Do you dream too big when thinking about potential relationship partners? Or maybe you’re at the other end of the spectrum, setting your sights too low.
Let’s look at each scenario in detail.
Expecting too Much
It’s definitely good to maintain high standards. After all, especially when it comes to a relationship, you want to be with someone who is the best possible match for you in terms of personality, kindness, intelligence, looks, spirituality, etc.
The problem: In many episodes of “Seinfeld,” both George and Jerry are seen breaking up with women because they aren’t perfect. One woman was a “low-talker,” another had “man-hands,” one used Jerry’s toothbrush, another had a weird toe. These women got the axe because they didn’t meet the impossible standards of these neurotic characters.
In the real world, it’s problematic when you’ve set your standards so high that no one can actually meet them. As a result, you’re always unhappy with whoever you’re going out with, since he or she keeps disappointing you in at least some aspect of your idealistic expectations. Plus, that person will always be able to sense your disappointment, which means that he or she won’t feel good about the time you two spend together, either.
The solution: Be careful about setting up predetermined and unrealistic standards in your mind. Instead, be realistic. The perfect individual just isn’t out there. You may want to date a Kennedy with a perfect body, a hilarious sense of humor, and a deep soul, but good luck finding that person. We all have certain flaws, and creating a healthy and fulfilling relationship is about finding a like-minded person who offers much of what we’re looking for in a partner, and then compromising and negotiating on the issues where differences occur. So stop looking for the ideal mate, and begin searching for someone you can see yourself creating a strong and long-lasting relationship with.
Expecting too Little
There’s nothing wrong with accepting people for who they are. This non-judgmental stance you take is a wonderful quality that will attract people to you. And when you don’t expect too much from people, they can feel free to be who they are.
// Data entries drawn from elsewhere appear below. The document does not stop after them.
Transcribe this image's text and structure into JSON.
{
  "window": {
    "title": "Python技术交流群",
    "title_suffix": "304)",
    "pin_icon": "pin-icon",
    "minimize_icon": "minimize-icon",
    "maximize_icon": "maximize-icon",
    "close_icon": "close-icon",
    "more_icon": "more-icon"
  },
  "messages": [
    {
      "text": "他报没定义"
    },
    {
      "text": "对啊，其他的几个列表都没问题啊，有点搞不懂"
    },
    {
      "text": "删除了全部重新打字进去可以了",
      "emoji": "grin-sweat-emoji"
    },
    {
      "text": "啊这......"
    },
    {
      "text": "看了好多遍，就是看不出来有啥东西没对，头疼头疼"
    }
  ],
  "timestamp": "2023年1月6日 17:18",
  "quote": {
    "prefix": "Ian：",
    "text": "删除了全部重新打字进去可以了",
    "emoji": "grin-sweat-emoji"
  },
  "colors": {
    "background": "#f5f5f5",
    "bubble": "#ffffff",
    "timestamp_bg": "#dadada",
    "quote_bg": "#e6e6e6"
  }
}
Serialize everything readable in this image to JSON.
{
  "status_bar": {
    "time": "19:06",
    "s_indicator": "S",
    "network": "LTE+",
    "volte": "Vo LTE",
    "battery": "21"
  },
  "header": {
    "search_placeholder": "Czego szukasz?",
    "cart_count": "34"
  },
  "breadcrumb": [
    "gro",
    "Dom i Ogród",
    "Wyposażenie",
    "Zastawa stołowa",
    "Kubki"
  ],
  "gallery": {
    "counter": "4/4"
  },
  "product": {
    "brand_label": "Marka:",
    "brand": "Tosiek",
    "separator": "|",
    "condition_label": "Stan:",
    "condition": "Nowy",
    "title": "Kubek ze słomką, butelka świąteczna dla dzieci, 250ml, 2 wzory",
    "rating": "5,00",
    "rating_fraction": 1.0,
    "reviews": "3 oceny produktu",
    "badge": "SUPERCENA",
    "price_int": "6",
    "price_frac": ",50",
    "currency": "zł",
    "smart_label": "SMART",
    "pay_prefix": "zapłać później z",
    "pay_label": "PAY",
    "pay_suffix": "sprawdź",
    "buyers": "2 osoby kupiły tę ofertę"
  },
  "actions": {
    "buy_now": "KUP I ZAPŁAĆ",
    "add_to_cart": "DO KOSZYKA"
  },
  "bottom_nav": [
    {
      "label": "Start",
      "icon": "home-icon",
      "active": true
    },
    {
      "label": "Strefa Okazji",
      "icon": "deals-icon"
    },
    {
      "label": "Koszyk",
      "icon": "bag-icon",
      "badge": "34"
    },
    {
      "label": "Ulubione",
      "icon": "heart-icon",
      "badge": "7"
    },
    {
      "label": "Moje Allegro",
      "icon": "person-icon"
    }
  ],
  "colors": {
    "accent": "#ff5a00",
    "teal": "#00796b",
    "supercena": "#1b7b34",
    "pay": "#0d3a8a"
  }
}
The problem: On the other hand, expectations that are too low can create all kinds of troubles. And these troubles can be more damaging than simply not finding a good match for yourself. When you aim too low in your romantic life, you set yourself up for constant heartache. For example, you might choose someone who treats you poorly. Out of all of the potential problems that can arise by making poor decisions in your dating life, this one does the most harm. Being with someone who treats you poorly—verbally, emotionally, or physically—can actually damage how you view and feel about yourself.
Low standards can create other problems as well. You could end up with someone you simply don’t like, or who doesn’t understand you at all. Compatibility is fundamental to a successful relationship, so when you settle for someone based on your own low expectations, you risk ending up with someone with whom you’re not compatible at all.
The solution: One of the first things you need to do, if you have expectations that are too low, is to spend some time thinking about where those low expectations come from. In other words, what keeps you from wanting and demanding a person who is actually good for you? Is it that somewhere deep within, you’re not sure that you really deserve to be with someone who will love you and be good to you? Is it that you worry that if the person chooses you, there must be something wrong with them? (This relates to the old Groucho Marx line about refusing to be in a club that would have you as a member.) If self-image issues are leading to low dating standards, then we strongly recommend that you spend some time thinking about how you view yourself, and what you think you deserve in life.
Or maybe you just haven’t put much thought into exactly what kind of person you want to be with, or what kind of relationship you want to have. If that’s the case, then it’s definitely time to give some real thought to your dating standards. Be as clear as you can regarding what you’re looking for, and then let those priorities guide you as you go on future dates.
Whether your expectations are too high or too low, keep in mind that in dating, the point is to meet someone who is a good match for you, and with whom you can be happy. If you find that person, then you’ve set your expectations just about right.